Gholamreza Gholamhosseini, a former employee of the Tehran Bus Company who now lives in Canada, told Radio Farda that bus workers appeared to be committed to going through with their strike until their demands are met.
"It is usual for the Iranian government not to fulfill its responsibilities. It always resorts to harsh methods to crack down on protests by beating them [demonstrators] up, torturing and detaining them," Gholamhosseini said. "But workers have gotten so poor that they are fighting for their livelihoods, and they do not simply care about crackdowns anymore."
The anti-government protests that began last week in the southwestern province of Khuzestan have spread, with participants chanting for the ouster of hard-line President Ebrahim Raisi and Supreme Leader Ayatollah Ali Khamenei, who is expected to meet with parliament as it continues to hammer out next year's budget.
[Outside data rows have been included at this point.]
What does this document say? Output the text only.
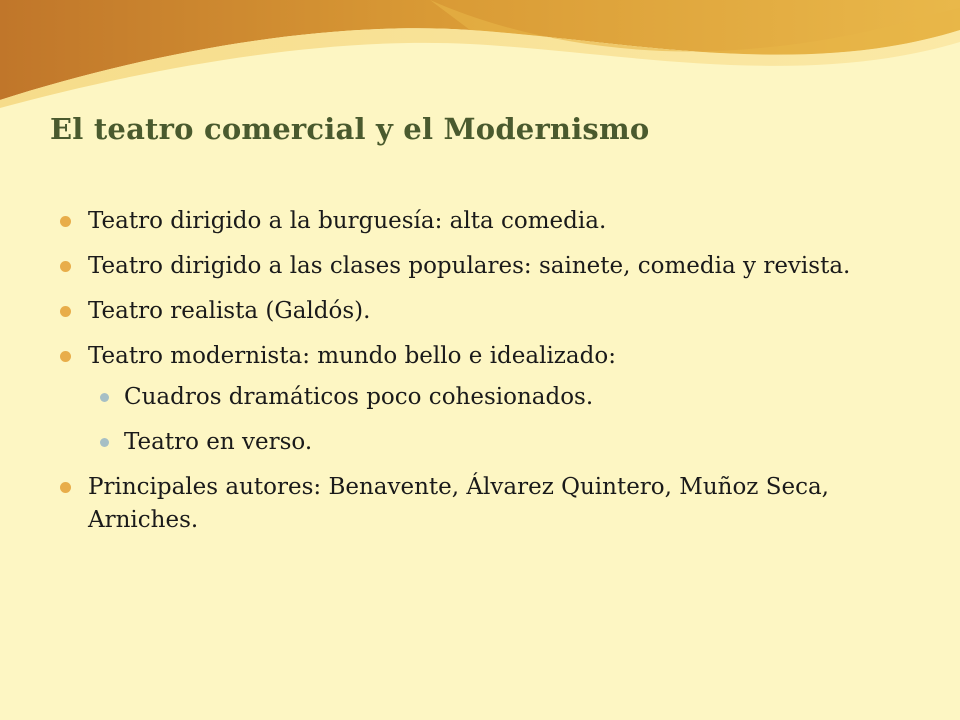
El teatro comercial y el Modernismo
Teatro dirigido a la burguesía: alta comedia.
Teatro dirigido a las clases populares: sainete, comedia y revista.
Teatro realista (Galdós).
Teatro modernista: mundo bello e idealizado:
Cuadros dramáticos poco cohesionados.
Teatro en verso.
Principales autores: Benavente, Álvarez Quintero, Muñoz Seca, Arniches.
The protests were sparked by outrage over the recent removal of subsidies on basic food items that have sent prices skyrocketing. The price hikes have compounded the economic difficulties faced by Iranians already hit by a 40 percent inflation rate, rising unemployment, and shortages of necessities such as cooking oil and pharmaceuticals.
During his Norouz address on March 20, Khamenei singled out "poverty, high prices, and inflation" as the most pressing problems being faced by Iranians. But he said solving them soon was "unrealistic."
The government's unexpected decision to end subsidies for imported wheat, which in turn raised prices for industrial food producers and consumers, led even hard-line backers of the clerical regime to warn of the potential for unrest.
As those fears have come to fruition, the government has reportedly cut off the Internet in the Shahrekord, the capital of the western Chaharmahal and Bakhtiari Province, where the five protesters were reportedly killed. There have also been reports of raids and beatings of activists in the southwestern Kohgiluyeh and Boyer-Ahmad Province.
Security forces have also reportedly detained demonstrators in major populations centers such as the northwestern cities of Zanjan and Mashhad and in the southwestern city of Shiraz. On the evening of May 17, the protests expanded to Golpayegan, in the north of the country's central Isfahan Province.
The violence against protestors has been criticized by rights watchdogs and foreign countries, including the United States, which said on May 16 that it supported Iranians' rights to peaceful assembly "without fear of violence and reprisal."
On May 17, a group of more than 500 prominent Iranian civil and political activists issued a statement calling on top officials to "think before it is too late to contain problems, especially staggering inflation."
The "unsettled and complicated" situation the country finds itself in, the statement added, was the inevitable result of "the majority of the nation's elected officials not being approved by the people," an apparent reference to the Guardians Council's preeminent role in vetting political candidates and in interpreting Islamic law.